Valuing-Walmart 2010

Please read the assigned case and then solve the following questions below:

Question 1) Estimate the value of Walmart’s stock. In order to do this, utilize the following techniques:

•a Constant Growth Dividend Discount Model analysis (referred to as “Dividends in Perpetuity” in the case);

•a two stage Dividend Discount Model (i.e. a faster dividend growth rate over the next five years followed by a slower growth rate forever) and

•a P/E multiple analysis

CAPM or Cost of Equity is 7.01%

Question 2) What are the main risks associated with the price estimates derived from the DDM methodologies and from the P/E multiple methodology? (2 pages double space)

3. Would you rate Walmart as a buy, sell or hold at that time for an investor with a three-year investment horizon? (1 page double space with reasoning and recommendation)
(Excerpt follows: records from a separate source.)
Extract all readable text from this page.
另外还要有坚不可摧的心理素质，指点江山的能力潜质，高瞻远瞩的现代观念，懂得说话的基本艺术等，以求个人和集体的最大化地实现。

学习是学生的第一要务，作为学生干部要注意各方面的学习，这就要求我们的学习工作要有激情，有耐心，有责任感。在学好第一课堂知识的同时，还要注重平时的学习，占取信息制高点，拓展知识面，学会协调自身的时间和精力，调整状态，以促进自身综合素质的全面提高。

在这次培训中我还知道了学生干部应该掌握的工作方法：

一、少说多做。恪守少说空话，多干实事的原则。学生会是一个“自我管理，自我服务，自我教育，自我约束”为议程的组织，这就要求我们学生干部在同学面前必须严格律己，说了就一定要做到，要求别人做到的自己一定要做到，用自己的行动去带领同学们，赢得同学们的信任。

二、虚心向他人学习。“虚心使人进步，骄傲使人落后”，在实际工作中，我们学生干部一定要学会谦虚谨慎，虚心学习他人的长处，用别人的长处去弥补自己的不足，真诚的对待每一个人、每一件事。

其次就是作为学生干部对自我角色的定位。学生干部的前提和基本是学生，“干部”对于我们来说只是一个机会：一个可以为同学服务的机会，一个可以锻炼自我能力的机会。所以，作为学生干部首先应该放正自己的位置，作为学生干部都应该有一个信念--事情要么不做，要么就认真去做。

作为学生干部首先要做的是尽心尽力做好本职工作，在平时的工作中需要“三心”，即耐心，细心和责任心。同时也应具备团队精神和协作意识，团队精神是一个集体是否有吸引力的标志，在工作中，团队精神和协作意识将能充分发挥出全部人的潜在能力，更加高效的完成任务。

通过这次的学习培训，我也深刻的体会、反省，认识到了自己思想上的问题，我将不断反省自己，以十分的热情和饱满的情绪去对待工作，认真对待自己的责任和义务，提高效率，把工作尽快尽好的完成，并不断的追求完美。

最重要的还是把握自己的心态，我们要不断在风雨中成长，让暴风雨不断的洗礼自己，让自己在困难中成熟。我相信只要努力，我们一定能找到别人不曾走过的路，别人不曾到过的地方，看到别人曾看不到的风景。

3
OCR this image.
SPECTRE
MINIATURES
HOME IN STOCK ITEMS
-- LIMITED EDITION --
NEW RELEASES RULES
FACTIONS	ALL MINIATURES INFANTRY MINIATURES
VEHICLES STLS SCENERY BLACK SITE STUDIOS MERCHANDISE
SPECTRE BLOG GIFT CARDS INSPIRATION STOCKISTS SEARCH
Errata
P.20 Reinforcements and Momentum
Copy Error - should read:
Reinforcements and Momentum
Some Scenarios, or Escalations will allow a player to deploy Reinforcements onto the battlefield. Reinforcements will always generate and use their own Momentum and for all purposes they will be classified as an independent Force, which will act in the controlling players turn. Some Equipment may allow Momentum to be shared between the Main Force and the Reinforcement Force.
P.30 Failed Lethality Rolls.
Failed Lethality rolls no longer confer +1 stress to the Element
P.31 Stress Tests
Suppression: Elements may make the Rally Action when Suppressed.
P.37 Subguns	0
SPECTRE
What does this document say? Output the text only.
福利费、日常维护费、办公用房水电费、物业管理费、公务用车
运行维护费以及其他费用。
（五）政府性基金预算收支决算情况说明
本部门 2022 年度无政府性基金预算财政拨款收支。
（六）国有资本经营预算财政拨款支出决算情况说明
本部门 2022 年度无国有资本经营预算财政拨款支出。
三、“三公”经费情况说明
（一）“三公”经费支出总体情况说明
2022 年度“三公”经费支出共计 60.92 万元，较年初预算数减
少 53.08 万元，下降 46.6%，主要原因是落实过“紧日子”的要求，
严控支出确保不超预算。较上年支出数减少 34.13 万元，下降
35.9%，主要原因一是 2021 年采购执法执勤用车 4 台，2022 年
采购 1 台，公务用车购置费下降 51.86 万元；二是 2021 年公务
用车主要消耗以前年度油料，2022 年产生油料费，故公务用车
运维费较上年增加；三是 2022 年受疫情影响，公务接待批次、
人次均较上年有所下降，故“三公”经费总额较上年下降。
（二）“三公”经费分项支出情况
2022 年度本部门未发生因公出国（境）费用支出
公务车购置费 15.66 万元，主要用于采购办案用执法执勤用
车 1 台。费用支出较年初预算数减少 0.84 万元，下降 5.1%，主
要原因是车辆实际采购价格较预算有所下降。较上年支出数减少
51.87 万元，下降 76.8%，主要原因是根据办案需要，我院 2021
Additional Notes from The Professor

Estimate the value of Walmart’s stock (i.e., your best guess of what price their stock should be trading at), as of February 2010. Your estimate should be based solely on the numbers provided in the case, and using the techniques discussed in the case, which have also been discussed in class and in the text. Use the techniques listed on the following slide to do this analysis

Please note that what the case refers to on Page 3 as the “Use of Dividends and a Terminal Value” is the same as what we discussed in class where you have a multi-stage growth DDM. In the case, the “Terminal Value” is calculated using the “Pt” part of the equation we discussed. That is, it’s the expected Price of the stock at a year in the future (the “terminal year”) where from that point on the dividend is growing at a constant rate forever into the future. One must then discount this back to “today.”